Palavras chave: marcas - consumo - sociedadeO que é um Instagram além de um grande outdoor? No mundo das redes sociais, a frase atribuída ao economista Milton Friedman de que “não existe almoço grátis” é exercida plenamente.
É muito mais complicado pensar e tomar decisões em um mundo que bombardeia todos o tipos de informação a todo minuto, desde o primeiro segundo de nossas consciências – principalmente em um mundo tomado pelas telas.
As pessoas, principalmente os jovens da geração Y (nascidos nos anos 90), incorporam as marcas crendo na promessa de ter status, felicidade e conforto diante a um mundo tão conturbado. A marca torna-se uma espécie de tribo, e se compramos a sua ideia de mundo, significa que seu consumidor passa a pertencer a algo muito além do produto adquirido. Este produto passa a ser parte de um significado muito maior, para o consumidor significa um sentimento próprio de pertencimento.
Como a jornalista e ativista canadense Naomi Klein (foto abaixo) diz: “Todos nós fazemos parte da marca”. Elas nos dizem como agir, como pensar e até se devemos pensar ao construir narrativas que apelam aos nossos corações e mentes. São mitos, novos deuses que recriam significados.
A pessoa é ligada profundamente a esportes quando compra a Nike, é ligada a um estilo mais alternativo quando sai todo dia de uma Starbucks, prima por design, performance e exclusividade quando adquire um produto da Apple. O preço é subjetivo quando a marca vende um significado muito mais valioso.
Você torna-se estranho por não gostar de Coca-Cola, tem menor poder aquisitivo se não tiver um tênis da Nike, não preza por modernidade quando não tem um Apple. Quando chegamos ao ponto de preferir e defender tal marca em detrimento da outra, podemos sentir de verdade o poder dos novos deuses consumistas, especialmente a vulnerável juventude que ainda busca a própria singularidade.

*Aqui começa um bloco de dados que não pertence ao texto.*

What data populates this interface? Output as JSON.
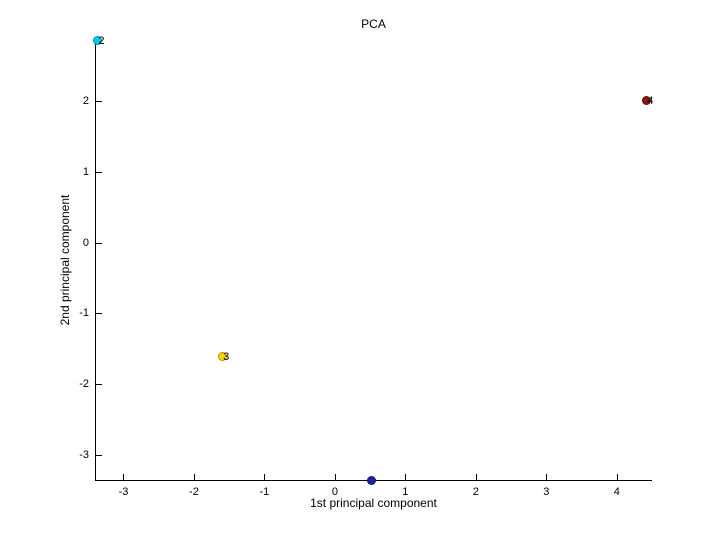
{
  "figure": {
    "background_color": "#FFFFFF",
    "axis_color": "#000000",
    "text_color": "#000000"
  },
  "chart_data": {
    "type": "scatter",
    "title": "PCA",
    "xlabel": "1st principal component",
    "ylabel": "2nd principal component",
    "xlim": [
      -3.39,
      4.5
    ],
    "ylim": [
      -3.35,
      2.86
    ],
    "xticks": [
      -3,
      -2,
      -1,
      0,
      1,
      2,
      3,
      4
    ],
    "yticks": [
      -3,
      -2,
      -1,
      0,
      1,
      2
    ],
    "grid": false,
    "legend": "none",
    "box": "left-and-bottom-spines-only",
    "points": [
      {
        "x": 0.52,
        "y": -3.35,
        "color": "#1F1FA2",
        "label": ""
      },
      {
        "x": -3.37,
        "y": 2.85,
        "color": "#00CCEE",
        "label": "2"
      },
      {
        "x": -1.6,
        "y": -1.61,
        "color": "#FFD400",
        "label": "3"
      },
      {
        "x": 4.42,
        "y": 2.0,
        "color": "#8C1616",
        "label": "4"
      }
    ]
  }
}
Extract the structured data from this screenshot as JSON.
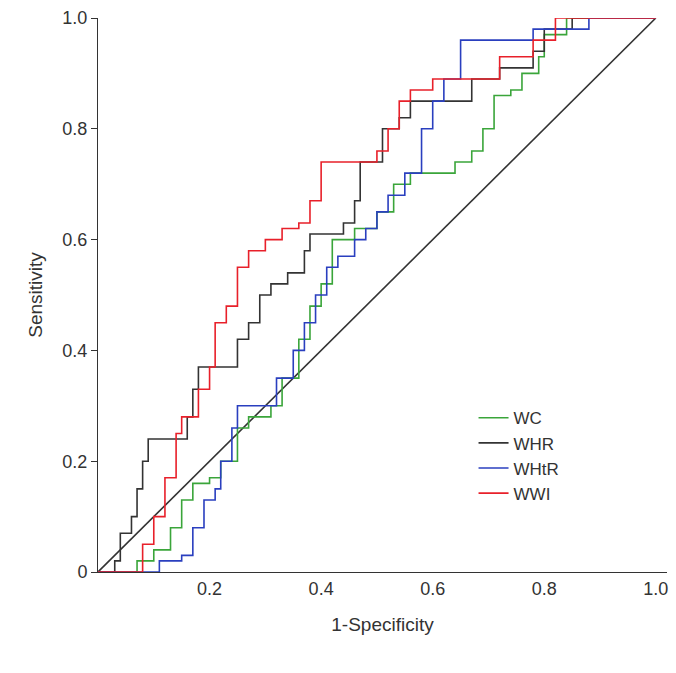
{
  "chart_data": {
    "type": "line",
    "xlabel": "1-Specificity",
    "ylabel": "Sensitivity",
    "xlim": [
      0,
      1.02
    ],
    "ylim": [
      0,
      1
    ],
    "xticks": [
      0.2,
      0.4,
      0.6,
      0.8,
      {
        "value": 1,
        "label": "1.0"
      }
    ],
    "yticks": [
      0,
      0.2,
      0.4,
      0.6,
      0.8,
      {
        "value": 1,
        "label": "1.0"
      }
    ],
    "grid": false,
    "legend": "lower right",
    "series": [
      {
        "color": "#333333",
        "line_style": "solid",
        "x": [
          0,
          1
        ],
        "values": [
          0,
          1
        ]
      },
      {
        "name": "WC",
        "color": "#3aa53a",
        "line_style": "step",
        "x": [
          0,
          0.05,
          0.07,
          0.1,
          0.13,
          0.15,
          0.17,
          0.2,
          0.22,
          0.25,
          0.27,
          0.31,
          0.33,
          0.36,
          0.38,
          0.4,
          0.42,
          0.46,
          0.5,
          0.53,
          0.56,
          0.6,
          0.64,
          0.67,
          0.69,
          0.71,
          0.74,
          0.76,
          0.79,
          0.8,
          0.84,
          1
        ],
        "values": [
          0,
          0,
          0.02,
          0.04,
          0.08,
          0.13,
          0.16,
          0.17,
          0.2,
          0.26,
          0.28,
          0.3,
          0.35,
          0.42,
          0.48,
          0.52,
          0.6,
          0.62,
          0.65,
          0.7,
          0.72,
          0.72,
          0.74,
          0.76,
          0.8,
          0.86,
          0.87,
          0.9,
          0.93,
          0.97,
          1,
          1
        ]
      },
      {
        "name": "WHR",
        "color": "#333333",
        "line_style": "step",
        "x": [
          0,
          0.03,
          0.04,
          0.06,
          0.07,
          0.08,
          0.09,
          0.14,
          0.16,
          0.17,
          0.18,
          0.24,
          0.25,
          0.27,
          0.29,
          0.31,
          0.34,
          0.37,
          0.38,
          0.42,
          0.44,
          0.46,
          0.47,
          0.5,
          0.51,
          0.54,
          0.56,
          0.62,
          0.67,
          0.72,
          0.78,
          0.8,
          0.85,
          1
        ],
        "values": [
          0,
          0.02,
          0.07,
          0.1,
          0.15,
          0.2,
          0.24,
          0.24,
          0.28,
          0.33,
          0.37,
          0.37,
          0.42,
          0.45,
          0.5,
          0.52,
          0.54,
          0.58,
          0.61,
          0.61,
          0.63,
          0.67,
          0.74,
          0.74,
          0.8,
          0.82,
          0.85,
          0.85,
          0.89,
          0.91,
          0.94,
          0.98,
          1,
          1
        ]
      },
      {
        "name": "WHtR",
        "color": "#2a3fbf",
        "line_style": "step",
        "x": [
          0,
          0.1,
          0.11,
          0.15,
          0.17,
          0.19,
          0.21,
          0.22,
          0.24,
          0.25,
          0.3,
          0.32,
          0.35,
          0.37,
          0.39,
          0.41,
          0.43,
          0.46,
          0.48,
          0.5,
          0.52,
          0.55,
          0.58,
          0.6,
          0.62,
          0.65,
          0.7,
          0.78,
          0.88,
          1
        ],
        "values": [
          0,
          0,
          0.02,
          0.03,
          0.08,
          0.13,
          0.15,
          0.2,
          0.26,
          0.3,
          0.3,
          0.35,
          0.4,
          0.45,
          0.5,
          0.55,
          0.57,
          0.6,
          0.62,
          0.65,
          0.68,
          0.72,
          0.8,
          0.85,
          0.89,
          0.96,
          0.96,
          0.98,
          1,
          1
        ]
      },
      {
        "name": "WWI",
        "color": "#e8202a",
        "line_style": "step",
        "x": [
          0,
          0.06,
          0.08,
          0.1,
          0.12,
          0.14,
          0.15,
          0.18,
          0.2,
          0.21,
          0.23,
          0.25,
          0.27,
          0.3,
          0.33,
          0.36,
          0.38,
          0.4,
          0.45,
          0.5,
          0.52,
          0.54,
          0.56,
          0.6,
          0.68,
          0.72,
          0.78,
          0.82,
          1
        ],
        "values": [
          0,
          0,
          0.05,
          0.1,
          0.17,
          0.25,
          0.28,
          0.33,
          0.37,
          0.45,
          0.48,
          0.55,
          0.58,
          0.6,
          0.62,
          0.63,
          0.67,
          0.74,
          0.74,
          0.76,
          0.8,
          0.85,
          0.87,
          0.89,
          0.89,
          0.93,
          0.96,
          1,
          1
        ]
      }
    ]
  }
}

Uma sociedade pautada pelo consumo significa um mundo de escolhas simples e as marcas trabalham justamente nessa direção, sendo provedoras da facilidade e da conveniência ao atender plenamente nossos desejos, tal como se ideias, valores e crenças pudessem ser adquiridas através de uma gôndola de supermercado - que é chamada de Facebook.
Curtimos páginas, seguimos marcas como se fossem pessoas. Famosos são marcas, palavras são produtos. Tornou-se prioritário vender o intangível sobre o tangível.
Contudo, não é prudente demonizar as marcas, pois um mundo sem marcas, é também um mundo antidemocrático e sem identidade. As marcas são necessárias para a livre competição, não só para sabermos do produto desde a sua procedência, mas sobretudo por serem algo a qual podemos confiar e propagar.
Mas neste mundo veloz e conectado, nós acabamos sendo as marcas. Nos tornamos o produto. Então cabe a cada um de nós não abrir mão da nossa individualidade ao questionar tudo o que está acontecendo ao redor. A liberdade depende da consciência para sobreviver.
E ideias, valores e crenças, nunca podem ser simples “mercadorias”.